Het ligt om deze reden niet voor de hand om de rechtsgevolgen van een sepot gelijk te stellen aan die van de kennisgeving van niet verdere vervolging. Dat zou de rechtspositie van de rechtstreeks belanghebbende onaanvaardbaar uithollen. Naar mijn mening dienen, gegeven de wens om de rechtsgevolgen van een sepot meer gelijk te trekken met die van de kennisgeving van niet verdere vervolging, deze rechtsgevolgen op het niveau van die van het sepot te worden gesteld. De voorgestelde aanpassing van artikel 12l alsmede artikel 255 Sv bewerkstelligt, dat een kennisgeving van niet verdere vervolging er niet aan in de weg staat dat naar aanleiding van een bevel daartoe van het gerechtshof alsnog (verder) wordt vervolgd. De beperking van de rechtsgevolgen van een beslissing om niet te vervolgen die bij het sepot uit het vertrouwensbeginsel voortvloeit, wordt daarmee bij de kennisgeving van niet verdere vervolging in de wet neergelegd.
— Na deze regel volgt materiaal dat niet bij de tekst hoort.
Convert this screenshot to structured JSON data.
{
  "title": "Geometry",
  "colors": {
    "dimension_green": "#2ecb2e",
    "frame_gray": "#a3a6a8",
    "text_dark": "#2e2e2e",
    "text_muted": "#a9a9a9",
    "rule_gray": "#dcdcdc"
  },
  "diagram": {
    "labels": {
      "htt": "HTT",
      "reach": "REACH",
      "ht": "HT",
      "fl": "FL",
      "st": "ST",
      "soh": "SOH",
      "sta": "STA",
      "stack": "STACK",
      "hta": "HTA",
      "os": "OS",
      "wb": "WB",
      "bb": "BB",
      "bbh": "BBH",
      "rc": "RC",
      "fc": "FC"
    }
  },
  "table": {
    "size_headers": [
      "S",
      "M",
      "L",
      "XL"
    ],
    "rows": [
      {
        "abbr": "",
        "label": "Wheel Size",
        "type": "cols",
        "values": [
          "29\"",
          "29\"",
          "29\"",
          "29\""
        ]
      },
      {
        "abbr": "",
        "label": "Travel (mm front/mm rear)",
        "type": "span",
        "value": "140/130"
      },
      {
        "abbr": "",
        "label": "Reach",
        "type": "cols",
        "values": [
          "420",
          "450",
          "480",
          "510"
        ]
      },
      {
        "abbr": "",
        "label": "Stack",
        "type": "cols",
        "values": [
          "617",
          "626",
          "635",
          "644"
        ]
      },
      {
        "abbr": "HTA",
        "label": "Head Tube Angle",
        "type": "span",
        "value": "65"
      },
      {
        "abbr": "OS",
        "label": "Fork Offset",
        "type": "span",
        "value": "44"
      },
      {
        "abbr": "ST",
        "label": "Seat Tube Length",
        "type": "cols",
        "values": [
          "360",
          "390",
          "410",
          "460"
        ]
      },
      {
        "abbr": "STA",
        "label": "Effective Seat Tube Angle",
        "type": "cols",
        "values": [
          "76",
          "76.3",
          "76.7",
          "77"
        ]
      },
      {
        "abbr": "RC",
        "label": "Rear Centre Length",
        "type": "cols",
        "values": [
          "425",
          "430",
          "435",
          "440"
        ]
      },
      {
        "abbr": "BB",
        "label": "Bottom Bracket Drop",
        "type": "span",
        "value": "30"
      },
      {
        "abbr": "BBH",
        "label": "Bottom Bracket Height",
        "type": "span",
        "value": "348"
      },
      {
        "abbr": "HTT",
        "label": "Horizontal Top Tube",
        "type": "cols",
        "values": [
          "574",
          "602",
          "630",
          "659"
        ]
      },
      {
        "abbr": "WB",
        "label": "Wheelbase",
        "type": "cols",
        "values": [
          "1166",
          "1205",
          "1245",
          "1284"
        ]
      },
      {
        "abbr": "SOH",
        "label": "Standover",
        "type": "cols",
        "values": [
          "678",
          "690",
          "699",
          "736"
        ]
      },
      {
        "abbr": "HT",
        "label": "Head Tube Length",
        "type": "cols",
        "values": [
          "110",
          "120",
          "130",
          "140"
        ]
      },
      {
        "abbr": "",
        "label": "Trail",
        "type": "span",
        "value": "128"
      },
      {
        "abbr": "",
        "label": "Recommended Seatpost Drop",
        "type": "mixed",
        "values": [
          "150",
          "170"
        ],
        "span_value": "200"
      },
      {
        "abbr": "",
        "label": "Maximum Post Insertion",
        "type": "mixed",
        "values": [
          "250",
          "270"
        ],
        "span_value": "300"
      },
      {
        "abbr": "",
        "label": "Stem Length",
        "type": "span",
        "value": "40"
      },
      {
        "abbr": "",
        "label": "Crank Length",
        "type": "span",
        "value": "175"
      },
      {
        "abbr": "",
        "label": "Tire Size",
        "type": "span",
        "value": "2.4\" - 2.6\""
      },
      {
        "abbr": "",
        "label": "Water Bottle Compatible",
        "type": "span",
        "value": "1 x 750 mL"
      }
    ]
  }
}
De grondslag van beide beperkingen is evenwel dezelfde: het OM kan slechts beslissen over zijn bevoegdheid eigener beweging (niet) te vervolgen.

Er kan nog op worden gewezen dat dit uitgangspunt niet volledig nieuw is. Dit uitgangspunt is ook thans reeds in de wet neergelegd, in artikel 12k Sv. Een transactie wegens misdrijf blokkeert een klacht ingevolge dit artikel in beginsel niet. De grondslag voor die bepaling is ook, dat het OM slechts kan beslissen over zijn bevoegdheid vervolging eigener beweging onder bepaalde voorwaarden achterwege te laten. Het onderhavige wetsvoorstel bevordert, door deze grondslag meer in zijn algemeenheid als uitgangspunt te kiezen, de consistentie in de wetgeving.

2.4. Versterking van de rechtspositie van het slachtoffer en andere rechtstreeks belanghebbenden

Een tweede argument om de wet zo te wijzigen dat een kennisgeving van niet verdere vervolging niet langer het beklagrecht blokkeert, is gelegen in een andere rechtsontwikkeling. In de afgelopen jaren is het inzicht gegroeid, dat het strafproces niet alleen een zaak is tussen verdachte en officier van justitie. De rechtspositie van het slachtoffer is aanmerkelijk versterkt; verwezen kan in het bijzonder worden naar de wet van 23 december 1992 tot aanvulling van het Wetboek van Strafrecht, het Wetboek van Strafvordering, de Wet voorlopige regeling schadefonds geweldsmisdrijven en andere wetten met voorzieningen ten behoeve van slachtoffers van strafbare feiten, Stb. 1993, 29, gewoonlijk aangeduid als de wet-Terwee. Ingevolge deze wet is (onder meer) de mogelijkheid ingevoerd dat aan de veroordeelde een schadevergoedingsmaatregel wordt opgelegd (vgl. artikel 36f Wetboek van Strafrecht). Deze nationale rechtsontwikkeling spoort met een internationale. In diverse aanbevelingen van de Raad van Europa wordt een zelfstandige positie van het slachtoffer (ook als getuige) in het strafproces als procesdeelnemer erkend.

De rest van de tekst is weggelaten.